RFI : Marc Hoogsteyns, pour quelles raisons avez-vous
décidé de descendre cette rivière en démarrant du Kasaï oriental pour rejoindre
Kinshasa ?

Marc
Hoogsteyns : L’année passée, j’ai reçu une petite bourse pour faire une
étude journalistique sur la déforestation et les changements climatiques au
Congo et dans la région des grands lacs. C’est là que j’ai commencé à voyager
dans les régions au Congo, surtout la région du lac Tumba dans la province
équatoriale, la province de Bandundu. Je me suis rendu compte à cette occasion
qu’au Congo, il y a des milliers et des milliers de gens qui vivent là, dont
personne ne parle, en absence des organisations humanitaires.

RFI : Justement, dans quelles conditions vivent ces
populations ? Est-ce que vous pouvez nous décrire les endroits où vous
passez et où on imagine que peu de monde passe ?

MH :
La population n’est pas en train de vivre, la population est en train de
survivre parce que depuis quelques années, toute activité économique s’est
arrêtée.
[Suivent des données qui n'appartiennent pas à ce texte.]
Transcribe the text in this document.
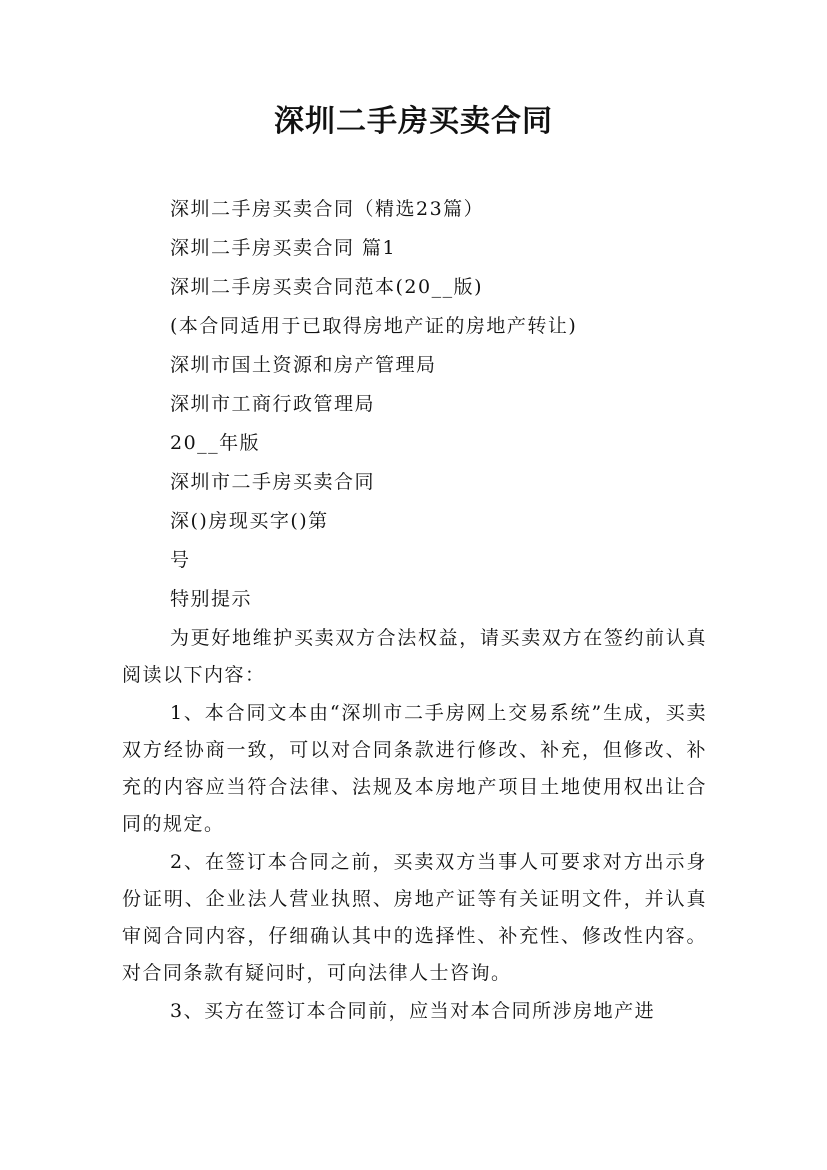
深圳二手房买卖合同
深圳二手房买卖合同（精选23篇）
深圳二手房买卖合同 篇1
深圳二手房买卖合同范本(20__版)
(本合同适用于已取得房地产证的房地产转让)
深圳市国土资源和房产管理局
深圳市工商行政管理局
20__年版
深圳市二手房买卖合同
深()房现买字()第
号
特别提示

为更好地维护买卖双方合法权益，请买卖双方在签约前认真阅读以下内容：

1、本合同文本由“深圳市二手房网上交易系统”生成，买卖双方经协商一致，可以对合同条款进行修改、补充，但修改、补充的内容应当符合法律、法规及本房地产项目土地使用权出让合同的规定。

2、在签订本合同之前，买卖双方当事人可要求对方出示身份证明、企业法人营业执照、房地产证等有关证明文件，并认真审阅合同内容，仔细确认其中的选择性、补充性、修改性内容。对合同条款有疑问时，可向法律人士咨询。

3、买方在签订本合同前，应当对本合同所涉房地产进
La population est livrée à elle-même sur le plan médical aussi bien
que sur le plan social. Parfois, les gens doivent marcher trois ou quatre cents
kilomètres pour arriver dans un dispensaire ou un hôpital. Pour beaucoup de
petites maladies comme par exemple la variole du singe ou la malaria, ou même
une fracture ouverte d’une jambe, il n‘y a pas de solution. Les gens meurent
quand ils ont ça. A l’intérieur du pays, il n’y a plus de lois. Je vous donne
un exemple : dans une ville comme Dekesse, un homme qui viole une femme,
il ne sera jamais puni pour la simple raison qu’il n’y a pas de juge, il n’y a
plus de police, il n’y a plus de prison, il n’y a plus rien. Donc les gens
peuvent faire ce qu’ils veulent.

Pour
survivre, il y a beaucoup de braconnage parce que les gens doivent se munir de
protéines pour survivre. Avec les quelques armes de guerre qui circulent dans
la région, ils vont tuer les éléphants, les buffles, les singes, et ils
survivent comme ça. Et là-dessus, il n’y a pas de contrôle non plus. Le
problème du braconnage, c’est un très grand problème. Les forêts, on peut dire
qu’elles sont relativement intactes dans la plupart du bassin du fleuve du
Congo et les autres rivières à côté. Mais la forêt est en train de se vider de
tous les animaux qui vivent dedans et ça aussi, c’est grave.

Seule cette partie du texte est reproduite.